Un enfant est traité après une probable attaque chimique à Douma, à l’est de la Ghouta, près de Damas, le 7 avril. / HANDOUT / REUTERS

Que pourront encore trouver les enquêteurs de l’Organisation internationale sur les armes chimiques (OIAC), s’ils entrent à Douma ? La course contre la montre est lancée, pour faire la lumière sur l’attaque chimique du samedi 7 avril contre l’ultime bastion rebelle de la Ghouta orientale, imputée par les Occidentaux au régime syrien. « Les traces peuvent être effacées et chaque jour qui passe nous éloigne d’une compréhension précise de ce qui s’est passé », explique Olivier Lepick, spécialiste des armes chimiques et chercheur associé à la Fondation pour la recherche scientifique.

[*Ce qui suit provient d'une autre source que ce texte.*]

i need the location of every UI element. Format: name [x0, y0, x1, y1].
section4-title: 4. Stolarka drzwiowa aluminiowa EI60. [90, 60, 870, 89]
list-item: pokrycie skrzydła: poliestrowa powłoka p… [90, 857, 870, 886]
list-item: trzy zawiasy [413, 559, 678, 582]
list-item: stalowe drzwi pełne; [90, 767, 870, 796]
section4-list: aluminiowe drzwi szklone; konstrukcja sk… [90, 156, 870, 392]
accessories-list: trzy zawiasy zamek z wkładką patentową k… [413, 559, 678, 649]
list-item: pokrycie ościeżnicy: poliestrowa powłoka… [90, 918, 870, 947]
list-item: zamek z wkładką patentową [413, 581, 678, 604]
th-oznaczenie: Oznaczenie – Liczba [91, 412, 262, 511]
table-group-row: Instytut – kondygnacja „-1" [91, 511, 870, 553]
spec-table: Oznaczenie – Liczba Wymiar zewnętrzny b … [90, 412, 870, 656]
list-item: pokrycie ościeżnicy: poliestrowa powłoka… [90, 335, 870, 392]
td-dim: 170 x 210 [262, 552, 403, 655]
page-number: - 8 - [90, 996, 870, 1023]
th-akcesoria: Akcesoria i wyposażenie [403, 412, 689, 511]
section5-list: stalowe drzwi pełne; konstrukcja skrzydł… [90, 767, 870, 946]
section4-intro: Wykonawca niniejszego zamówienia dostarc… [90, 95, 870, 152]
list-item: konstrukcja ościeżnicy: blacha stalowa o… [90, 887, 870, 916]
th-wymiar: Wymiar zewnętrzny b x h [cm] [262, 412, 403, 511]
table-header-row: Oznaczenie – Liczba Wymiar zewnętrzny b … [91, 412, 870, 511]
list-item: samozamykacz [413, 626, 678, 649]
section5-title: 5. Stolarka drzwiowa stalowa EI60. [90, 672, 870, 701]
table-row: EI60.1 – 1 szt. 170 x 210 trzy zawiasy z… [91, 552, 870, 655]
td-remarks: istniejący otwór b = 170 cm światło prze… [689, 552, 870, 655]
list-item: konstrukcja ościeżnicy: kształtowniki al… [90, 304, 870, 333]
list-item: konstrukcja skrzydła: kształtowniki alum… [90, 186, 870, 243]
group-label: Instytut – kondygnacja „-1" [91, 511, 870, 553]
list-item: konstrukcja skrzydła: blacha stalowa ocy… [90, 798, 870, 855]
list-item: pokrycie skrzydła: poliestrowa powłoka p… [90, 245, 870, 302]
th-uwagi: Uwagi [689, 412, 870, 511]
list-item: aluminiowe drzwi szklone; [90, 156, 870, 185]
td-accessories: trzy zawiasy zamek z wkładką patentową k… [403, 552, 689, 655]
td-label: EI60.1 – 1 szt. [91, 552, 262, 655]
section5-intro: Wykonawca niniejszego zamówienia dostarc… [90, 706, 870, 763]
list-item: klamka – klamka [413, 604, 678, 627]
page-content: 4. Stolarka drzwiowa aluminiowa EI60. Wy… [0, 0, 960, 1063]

De multiples points d’interrogation subsistent sur les circonstances exactes mais, sur la base de vidéos et de témoignages, le fil des événements peut être en partie retracé. Vendredi 6 avril, vingt-quatre heures avant l’attaque, Douma était soumise par les forces du régime à un nouveau déluge de feu qui succédait à des jours d’accalmie. Les troupes loyalistes entendaient faire plier les combattants du groupe rebelle Jaych Al-Islam qui refusait de quitter la ville. Le lendemain, c’est au milieu de salves d’obus que des agents chimiques auraient été utilisés par le régime.

De premiers témoins affirment qu’une odeur de chlore, un agent chimique déjà utilisé par le régime dans la Ghouta depuis le début de l’année selon des médecins et des activistes de l’opposition, s’est répandue dans le centre de Douma. Des centaines de blessés, souffrant notamment de troubles respiratoires, ont afflué vers des centres de soins, tandis que les corps de victimes – hommes, femmes, enfants – étaient découverts dans un immeuble d’habitation par des secouristes des casques blancs (le service civil de secouristes mis en place dans les régions sous contrôle de la rébellion) et des militants de l’opposition. Plusieurs dizaines de personnes ont péri dans l’attaque. Si les casques blancs avancent le chiffre de 43 morts, l’examen des sources permet de confirmer la présence de 34 cadavres sur le site de l’attaque.

Se basant sur l’examen de vidéos filmées par des militants anti-Assad, le collectif de journalistes d’investigation Bellingcat a conclu que les victimes retrouvées au rez-de-chaussée et à l’étage du bâtiment ont été tuées par une munition constituée « d’un cylindre de gaz rempli par ce qui est très probablement du gaz de chlore » lancé par un hélicoptère. Si cette hypothèse était avérée, il s’agirait de l’utilisation la plus meurtrière de ce gaz généralement non létal et dont l’usage à répétition par le régime dans les zones tenues par la rébellion a été attesté par de multiples enquêtes de l’OIAC et de l’ONU.

Prompte enquête

Plusieurs instances onusiennes ont appelé à une enquête indépendante, seul moyen de déterminer les circonstances de l’attaque. L’Organisation mondiale de la santé a fait part de sa préoccupation, mercredi 11 avril, et a réclamé que ses équipes aient accès à Douma. Si l’autorité sanitaire de l’ONU « ne peut pas confirmer l’utilisation d’agents toxiques », comme l’indique un porte-parole joint par Le Monde, l’OMS s’alarme des informations transmises par ses « partenaires sur place ».

D’après ces derniers, près de 500 personnes soignées ont présenté « des signes et symptômes faisant penser à une utilisation d’agents chimiques », tels qu’une « forte irritation des muqueuses, des problèmes respiratoires et des perturbations du système nerveux central des personnes exposées ». Peu après l’attaque de samedi, des sources médicales locales avaient alerté sur l’utilisation d’un agent neurotoxique bien plus puissant que le gaz de chlore, comme du gaz sarin.

A ce stade, seule une équipe russe s’est rendue lundi à Douma pour inspecter l’immeuble frappé par l’attaque chimique. L’enquête a été prompte : Moscou a conclu, mercredi, qu’aucun agent toxique n’avait été utilisé à Douma et a de nouveau accusé les secouristes des casques blancs d’avoir « mis en scène » l’attaque. Damas et Moscou ont nié tout recours aux armes chimiques dans la Ghouta orientale depuis le début de l’offensive du régime.